Indeed, the 50-year-old actor lends Tonto the affability, intelligence and the playfulness that we often sense in the characters he plays, such as Edward Scissorhands, Jack Sparrow and Willie Wonka. Tonto utters hardly any words, but the gestures of his face, the twinkles of his eyes and movement of his body speak volumes. Inspired by Buster Keaton, Depp approached the story as a silent film. “My hope was that Tonto as the observer would become the eyes and the ears of the audience in a way,” Depp reflects. “Let’s minimise the dialogue and let it play in his face and his eyes. It tells much more of a story. I always have believed in that.”
Depp has also endowed Tonto with a new image based on a painting by artist Kirby Sattler, which he had seen online. Instead of the thin headband and dangling fringes that Hollywood had him wear, Tonto is shirtless, adorned with feathers, his face painted white with black stripes, and a stuffed crow atop his head.
“I loved the idea of the stripes down the face which would represent let’s say, personalities or bits of his brain,” Depp explains. “I saw this person split into quarters, by the painting. And there was a bird flying behind him, and I thought ‘Well, wouldn’t it be great if that bird was on top of his head?’ so Tonto came to me in a kind of series of images.”

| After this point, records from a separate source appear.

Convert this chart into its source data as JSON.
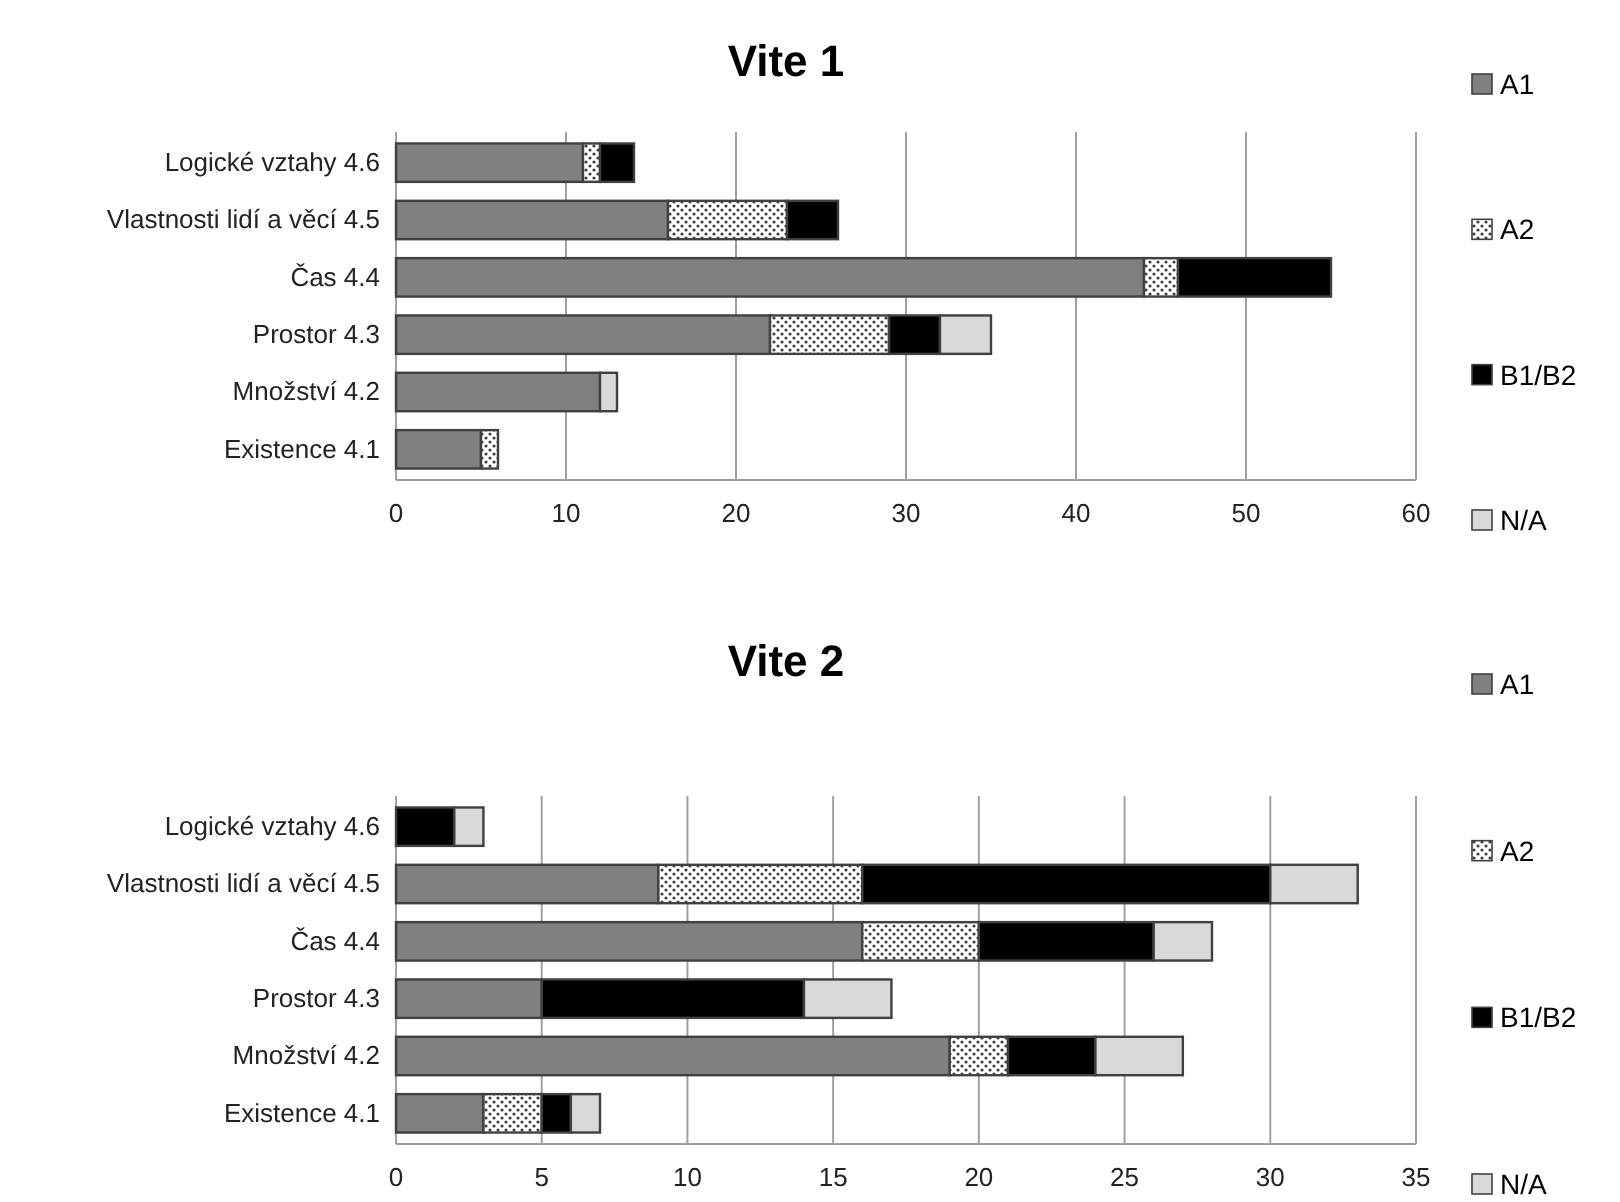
{
  "chart_data": [
    {
      "type": "bar",
      "title": "Vite 1",
      "orientation": "horizontal",
      "stacked": true,
      "grid": "x",
      "legend": "right",
      "categories": [
        "Logické vztahy 4.6",
        "Vlastnosti lidí a věcí 4.5",
        "Čas 4.4",
        "Prostor 4.3",
        "Množství 4.2",
        "Existence 4.1"
      ],
      "xlim": [
        0,
        60
      ],
      "xticks": [
        0,
        10,
        20,
        30,
        40,
        50,
        60
      ],
      "series": [
        {
          "name": "A1",
          "color": "#808080",
          "values": [
            11,
            16,
            44,
            22,
            12,
            5
          ]
        },
        {
          "name": "A2",
          "color": "#404040",
          "values": [
            1,
            7,
            2,
            7,
            0,
            1
          ]
        },
        {
          "name": "B1/B2",
          "color": "#000000",
          "values": [
            2,
            3,
            9,
            3,
            0,
            0
          ]
        },
        {
          "name": "N/A",
          "color": "#d9d9d9",
          "values": [
            0,
            0,
            0,
            3,
            1,
            0
          ]
        }
      ]
    },
    {
      "type": "bar",
      "title": "Vite 2",
      "orientation": "horizontal",
      "stacked": true,
      "grid": "x",
      "legend": "right",
      "categories": [
        "Logické vztahy 4.6",
        "Vlastnosti lidí a věcí 4.5",
        "Čas 4.4",
        "Prostor 4.3",
        "Množství 4.2",
        "Existence 4.1"
      ],
      "xlim": [
        0,
        35
      ],
      "xticks": [
        0,
        5,
        10,
        15,
        20,
        25,
        30,
        35
      ],
      "series": [
        {
          "name": "A1",
          "color": "#808080",
          "values": [
            0,
            9,
            16,
            5,
            19,
            3
          ]
        },
        {
          "name": "A2",
          "color": "#404040",
          "values": [
            0,
            7,
            4,
            0,
            2,
            2
          ]
        },
        {
          "name": "B1/B2",
          "color": "#000000",
          "values": [
            2,
            14,
            6,
            9,
            3,
            1
          ]
        },
        {
          "name": "N/A",
          "color": "#d9d9d9",
          "values": [
            1,
            3,
            2,
            3,
            3,
            1
          ]
        }
      ]
    }
  ]
}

The megastar’s efforts to resurrect and shed a positive light on the Native American’s culture were not lost on the Comanche (Tonto’s tribe), who made him an honorary member, while he was filming the movie. He was also given a Comanche name “Mawomey,” which means “shape-shifter.” Some Native Americans, however, were not impressed and accused him of perpetuating a stereotype through a character that lacks any cultural traits and in perverting the history of westward expansion that was devastating to their people. A charge that Depp, who claims that his grandmother had Indians roots, flatly rejects.
“Gore and I went through the script with Justin (the screenwriter) and sliced it as thin as you can,” he says. “It was microscopic, because I couldn’t stand the idea that there would be some juncture in the film where it might be questionable: what they meant and what they did and how they lived. It was very important to me.”

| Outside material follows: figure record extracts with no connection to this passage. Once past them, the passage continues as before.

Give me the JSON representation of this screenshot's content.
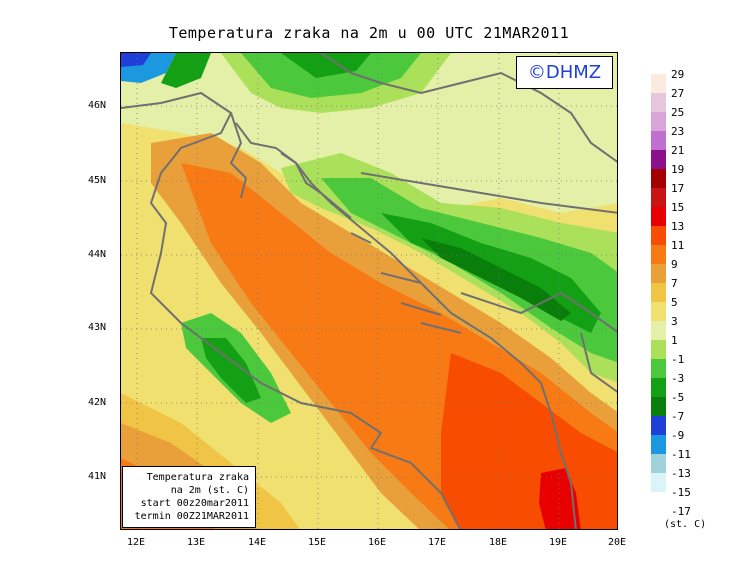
{
  "title": "Temperatura zraka na 2m u 00 UTC 21MAR2011",
  "copyright": "©DHMZ",
  "info_box": {
    "line1": "Temperatura zraka",
    "line2": "na 2m (st. C)",
    "line3": "start 00z20mar2011",
    "line4": "termin 00Z21MAR2011"
  },
  "axes": {
    "lat_ticks": [
      "46N",
      "45N",
      "44N",
      "43N",
      "42N",
      "41N"
    ],
    "lon_ticks": [
      "12E",
      "13E",
      "14E",
      "15E",
      "16E",
      "17E",
      "18E",
      "19E",
      "20E"
    ],
    "lon_range": [
      11.75,
      20.0
    ],
    "lat_range": [
      40.2,
      46.75
    ]
  },
  "legend": {
    "units": "(st. C)",
    "levels": [
      {
        "label": "29",
        "color": "#fbeadf"
      },
      {
        "label": "27",
        "color": "#e6c6dc"
      },
      {
        "label": "25",
        "color": "#d9a4d8"
      },
      {
        "label": "23",
        "color": "#c06fd0"
      },
      {
        "label": "21",
        "color": "#8c0f8c"
      },
      {
        "label": "19",
        "color": "#a50000"
      },
      {
        "label": "17",
        "color": "#c81414"
      },
      {
        "label": "15",
        "color": "#e80000"
      },
      {
        "label": "13",
        "color": "#f84c00"
      },
      {
        "label": "11",
        "color": "#f87a14"
      },
      {
        "label": "9",
        "color": "#e9a03a"
      },
      {
        "label": "7",
        "color": "#f0c445"
      },
      {
        "label": "5",
        "color": "#f0e070"
      },
      {
        "label": "3",
        "color": "#e4f0a8"
      },
      {
        "label": "1",
        "color": "#aae05a"
      },
      {
        "label": "-1",
        "color": "#4cc83c"
      },
      {
        "label": "-3",
        "color": "#14a014"
      },
      {
        "label": "-5",
        "color": "#0a7e0a"
      },
      {
        "label": "-7",
        "color": "#1e3fd8"
      },
      {
        "label": "-9",
        "color": "#1b98e0"
      },
      {
        "label": "-11",
        "color": "#a0d2dc"
      },
      {
        "label": "-13",
        "color": "#daf4f8"
      },
      {
        "label": "-15",
        "color": "#ffffff"
      },
      {
        "label": "-17",
        "color": ""
      }
    ]
  }
}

Indeed, Depp immersed himself into Comanche culture and even studied their language, in addition to hiring a Comanche advisor, William “Two-Raven” Voelker, who guided him through every step of the process. Nonetheless, his Native American critics were not satisfied, saying that he should’ve played The Lone Ranger and promoted a Comanche actor to portray Tonto. This decision, however, was made by the director, Gore Verbinsky, who told me earlier that he couldn’t find an a Native American actor of Depp’s calibre.

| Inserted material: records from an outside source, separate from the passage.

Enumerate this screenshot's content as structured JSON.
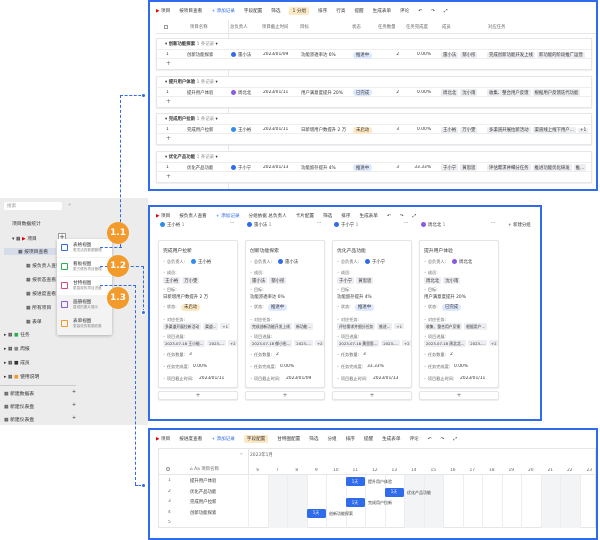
{
  "colors": {
    "accent": "#2f6bea",
    "callout": "#f39a2c",
    "status_in_progress": "#dfe9fd",
    "status_done": "#dfe9fd",
    "status_not_started": "#fde8c4"
  },
  "sidebar": {
    "search_placeholder": "搜索",
    "stats": "项目数据统计",
    "project": "项目",
    "views": [
      "按项目查看",
      "按负责人查看",
      "按状态查看",
      "按进度查看",
      "所有项目",
      "表单"
    ],
    "tables": [
      "任务",
      "周报",
      "成员",
      "使用说明"
    ],
    "bottom": [
      "新建数据表",
      "新建仪表盘",
      "新建仪表盘"
    ]
  },
  "popup": [
    {
      "title": "表格视图",
      "desc": "更灵活的数据管理",
      "icon": "table-view-icon",
      "color": "#2f6bea"
    },
    {
      "title": "看板视图",
      "desc": "更方便的项目管理",
      "icon": "kanban-view-icon",
      "color": "#2bb24c"
    },
    {
      "title": "甘特视图",
      "desc": "更直观的项目进度",
      "icon": "gantt-view-icon",
      "color": "#e0457b"
    },
    {
      "title": "画册视图",
      "desc": "直观的图片展示",
      "icon": "gallery-view-icon",
      "color": "#8a5be0"
    },
    {
      "title": "表单视图",
      "desc": "更高效的数据收集",
      "icon": "form-view-icon",
      "color": "#f39a2c"
    }
  ],
  "callouts": [
    "1.1",
    "1.2",
    "1.3"
  ],
  "table_view": {
    "toolbar": [
      "项目",
      "按项目查看",
      "+ 添加记录",
      "字段配置",
      "筛选",
      "1 分组",
      "排序",
      "行高",
      "提醒",
      "生成表单",
      "评论"
    ],
    "columns": [
      "项目名称",
      "总负责人",
      "项目截止时间",
      "目标",
      "状态",
      "任务数量",
      "任务完成度",
      "成员",
      "对应任务"
    ],
    "groups": [
      {
        "name": "创新功能探索",
        "count": "1 条记录",
        "row": {
          "no": "1",
          "name": "创新功能探索",
          "owner": "雷小法",
          "owner_color": "#2f6bea",
          "due": "2023/01/09",
          "goal": "功能渗透率达 6%",
          "status": "推进中",
          "tasks": "2",
          "progress": "0.00%",
          "members": [
            "雷小法",
            "郁小彤"
          ],
          "linked": [
            "完成创新功能开发上线",
            "新功能的阶段推广运营"
          ]
        }
      },
      {
        "name": "提升用户体验",
        "count": "1 条记录",
        "row": {
          "no": "1",
          "name": "提升用户体验",
          "owner": "周北北",
          "owner_color": "#8a5be0",
          "due": "2023/01/11",
          "goal": "用户满意度提升 20%",
          "status": "已完成",
          "tasks": "2",
          "progress": "0.00%",
          "members": [
            "周北北",
            "沈小雨"
          ],
          "linked": [
            "收集、整合用户反馈",
            "根据用户反馈迭代功能"
          ]
        }
      },
      {
        "name": "完成用户拉新",
        "count": "1 条记录",
        "row": {
          "no": "1",
          "name": "完成用户拉新",
          "owner": "王小裕",
          "owner_color": "#2f8cea",
          "due": "2023/01/11",
          "goal": "日新增用户数提升 2 万",
          "status": "未启动",
          "tasks": "3",
          "progress": "0.00%",
          "members": [
            "王小裕",
            "万小雯"
          ],
          "linked": [
            "多渠道开展拉新活动",
            "渠道线上线下用户...",
            "+1"
          ]
        }
      },
      {
        "name": "优化产品功能",
        "count": "1 条记录",
        "row": {
          "no": "1",
          "name": "优化产品功能",
          "owner": "于小宁",
          "owner_color": "#2f6bea",
          "due": "2023/01/13",
          "goal": "功能留存提升 4%",
          "status": "推进中",
          "tasks": "3",
          "progress": "33.33%",
          "members": [
            "于小宁",
            "黄思思"
          ],
          "linked": [
            "评估需求并细分任务",
            "推进功能优化研发",
            "推..."
          ]
        }
      }
    ]
  },
  "kanban_view": {
    "toolbar": [
      "项目",
      "按负责人查看",
      "+ 添加记录",
      "分组依据 总负责人",
      "卡片配置",
      "筛选",
      "排序",
      "生成表单"
    ],
    "new_group": "新建分组",
    "field_labels": {
      "owner": "总负责人:",
      "members": "成员:",
      "goal": "目标:",
      "status": "状态:",
      "linked": "对应任务:",
      "updates": "项目进展:",
      "tasks": "任务数量:",
      "progress": "任务完成度:",
      "due": "项目截止时间:"
    },
    "columns": [
      {
        "owner": "王小裕",
        "count": "1",
        "color": "#2f8cea",
        "title": "完成用户拉新",
        "members": [
          "王小裕",
          "万小雯"
        ],
        "goal": "日新增用户数提升 2 万",
        "status": "未启动",
        "linked": [
          "多渠道开展拉新活动",
          "渠道...",
          "+1"
        ],
        "updates": [
          "2023-07-18 王小裕...",
          "2023-...",
          "+2"
        ],
        "tasks": "3",
        "progress": "0.00%",
        "due": "2023/01/11"
      },
      {
        "owner": "雷小法",
        "count": "1",
        "color": "#2f6bea",
        "title": "创新功能探索",
        "members": [
          "雷小法",
          "郁小彤"
        ],
        "goal": "功能渗透率达 6%",
        "status": "推进中",
        "linked": [
          "完成创新功能开发上线",
          "新功能..."
        ],
        "updates": [
          "2023-07-18 郁小彤...",
          "2023-...",
          "+2"
        ],
        "tasks": "2",
        "progress": "0.00%",
        "due": "2023/01/09"
      },
      {
        "owner": "于小宁",
        "count": "1",
        "color": "#2f6bea",
        "title": "优化产品功能",
        "members": [
          "于小宁",
          "黄思思"
        ],
        "goal": "功能留存提升 4%",
        "status": "推进中",
        "linked": [
          "评估需求并细分任务",
          "推进...",
          "+1"
        ],
        "updates": [
          "2023-07-18 黄思思...",
          "2023-...",
          "+2"
        ],
        "tasks": "3",
        "progress": "33.33%",
        "due": "2023/01/13"
      },
      {
        "owner": "周北北",
        "count": "1",
        "color": "#8a5be0",
        "title": "提升用户体验",
        "members": [
          "周北北",
          "沈小雨"
        ],
        "goal": "用户满意度提升 20%",
        "status": "已完成",
        "linked": [
          "收集、整合用户反馈",
          "根据用户..."
        ],
        "updates": [
          "2023-07-18 周北北...",
          "2023-...",
          "+2"
        ],
        "tasks": "2",
        "progress": "0.00%",
        "due": "2023/01/11"
      }
    ]
  },
  "gantt_view": {
    "toolbar": [
      "项目",
      "按进度查看",
      "+ 添加记录",
      "字段配置",
      "甘特图配置",
      "筛选",
      "分组",
      "排序",
      "提醒",
      "生成表单",
      "评论"
    ],
    "month": "2023年1月",
    "name_header": "项目名称",
    "days": [
      "6",
      "7",
      "8",
      "9",
      "10",
      "11",
      "12",
      "13",
      "14",
      "15",
      "16",
      "17",
      "18",
      "19",
      "20",
      "21",
      "22",
      "23",
      "24",
      "25"
    ],
    "weekend_days": [
      "7",
      "8",
      "14",
      "15",
      "21",
      "22"
    ],
    "rows": [
      {
        "no": "1",
        "name": "提升用户体验",
        "start_day": "11",
        "duration": "1天"
      },
      {
        "no": "2",
        "name": "优化产品功能",
        "start_day": "13",
        "duration": "1天"
      },
      {
        "no": "3",
        "name": "完成用户拉新",
        "start_day": "11",
        "duration": "1天"
      },
      {
        "no": "4",
        "name": "创新功能探索",
        "start_day": "9",
        "duration": "1天"
      },
      {
        "no": "5",
        "name": "",
        "start_day": "",
        "duration": ""
      }
    ]
  }
}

The heated debate about Depp’s portrayal of Tonto will probably simmer down when the star’s critics see the movie, because this is perhaps the first time that the whites are portrayed as covetous and brutal, and the Natives as noble and peaceful. As for Depp, he has heard only reassuring words from the Comanche nation and its chief, Chairman Coffey, who walked away from seeing the movie emotional and grateful.
“I was incredibly relieved and proud to hear that,” he enthuses. “Essentially I can’t blow smoke up my own buttocks, as it were. But he was proud, which made me feel very relieved.